Start the engine again. Rotate the wheel steering through the full ratio from one side to the other and back again 3-4 times. Check and top off the resivoir again. As long as the steering wheel does not grab, you have it bled correctly. It may make a small amount of noise. That's normal.
If you have a loud noise and your resivoir is full and you have bled the system, then I would double check that you rotated the steering wheel through it's full ratio and correctly bled the system before calling the auto parts store. Make sure that you don't have any leaks under steering load. Have someone get in the car and rotate the wheel while you look at the underside of the car and in the engine compartment for leaks.
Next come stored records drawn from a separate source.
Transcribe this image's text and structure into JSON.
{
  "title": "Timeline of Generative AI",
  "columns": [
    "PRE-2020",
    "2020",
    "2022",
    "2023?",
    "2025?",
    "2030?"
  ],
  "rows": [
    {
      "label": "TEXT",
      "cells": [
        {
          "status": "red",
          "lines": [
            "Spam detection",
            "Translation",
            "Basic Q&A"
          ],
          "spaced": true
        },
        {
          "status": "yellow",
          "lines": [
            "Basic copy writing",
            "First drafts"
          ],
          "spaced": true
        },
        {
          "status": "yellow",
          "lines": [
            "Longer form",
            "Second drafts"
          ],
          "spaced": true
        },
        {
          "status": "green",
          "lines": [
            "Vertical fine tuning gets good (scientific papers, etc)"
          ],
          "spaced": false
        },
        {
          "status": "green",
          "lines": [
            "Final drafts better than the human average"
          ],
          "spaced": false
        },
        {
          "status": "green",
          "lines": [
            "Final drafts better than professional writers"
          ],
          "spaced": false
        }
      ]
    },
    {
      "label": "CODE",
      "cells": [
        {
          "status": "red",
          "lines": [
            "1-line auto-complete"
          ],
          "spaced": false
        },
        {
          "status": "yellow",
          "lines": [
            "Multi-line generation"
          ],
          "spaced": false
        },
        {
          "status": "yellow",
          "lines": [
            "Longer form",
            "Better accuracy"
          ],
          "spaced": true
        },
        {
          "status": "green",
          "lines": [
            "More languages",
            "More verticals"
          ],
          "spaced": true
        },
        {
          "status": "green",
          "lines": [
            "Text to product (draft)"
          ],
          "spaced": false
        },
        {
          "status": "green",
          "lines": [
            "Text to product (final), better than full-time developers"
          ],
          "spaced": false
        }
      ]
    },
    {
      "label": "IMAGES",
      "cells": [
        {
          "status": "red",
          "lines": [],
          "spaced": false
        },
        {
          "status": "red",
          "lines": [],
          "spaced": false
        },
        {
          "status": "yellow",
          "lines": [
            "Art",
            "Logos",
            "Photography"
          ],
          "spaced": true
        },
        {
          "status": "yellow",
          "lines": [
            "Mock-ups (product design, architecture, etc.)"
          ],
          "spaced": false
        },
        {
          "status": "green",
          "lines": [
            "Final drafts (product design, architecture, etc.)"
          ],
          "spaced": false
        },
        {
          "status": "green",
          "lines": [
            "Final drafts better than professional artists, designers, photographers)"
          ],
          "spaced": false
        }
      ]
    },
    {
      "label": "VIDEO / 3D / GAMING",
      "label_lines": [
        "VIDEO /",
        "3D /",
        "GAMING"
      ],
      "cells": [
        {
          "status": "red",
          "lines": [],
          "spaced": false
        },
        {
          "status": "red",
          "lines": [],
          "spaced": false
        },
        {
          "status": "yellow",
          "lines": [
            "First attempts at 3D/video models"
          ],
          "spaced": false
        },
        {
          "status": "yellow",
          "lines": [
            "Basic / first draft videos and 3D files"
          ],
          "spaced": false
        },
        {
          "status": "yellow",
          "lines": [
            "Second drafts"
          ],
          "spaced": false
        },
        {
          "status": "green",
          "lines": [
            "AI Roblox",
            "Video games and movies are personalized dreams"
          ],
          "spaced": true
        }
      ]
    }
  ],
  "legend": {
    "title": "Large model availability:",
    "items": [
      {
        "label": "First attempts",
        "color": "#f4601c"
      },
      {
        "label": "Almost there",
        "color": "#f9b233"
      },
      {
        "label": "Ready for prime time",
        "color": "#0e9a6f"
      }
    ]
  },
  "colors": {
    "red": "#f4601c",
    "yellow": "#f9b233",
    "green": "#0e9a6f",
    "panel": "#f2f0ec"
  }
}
When I bled my system a few days ago, I did it with the front wheels off of the ground and it sounded fine. As soon as I set it back on the ground, it made all kinds of noises as I rotated the wheels until I put more fluid in the resivoir because it pulled more fluid into the system under normal steering tension.
The noise left as soon as the resivoir was full and I had rotated the wheel several times. It needs to be on the ground for the pump to circulate the fluid through the rack. This can only happen when the tires are under ground tension so the pump can actually pressurize the rack and fully bleed all of the air out of the pump, lines and rack.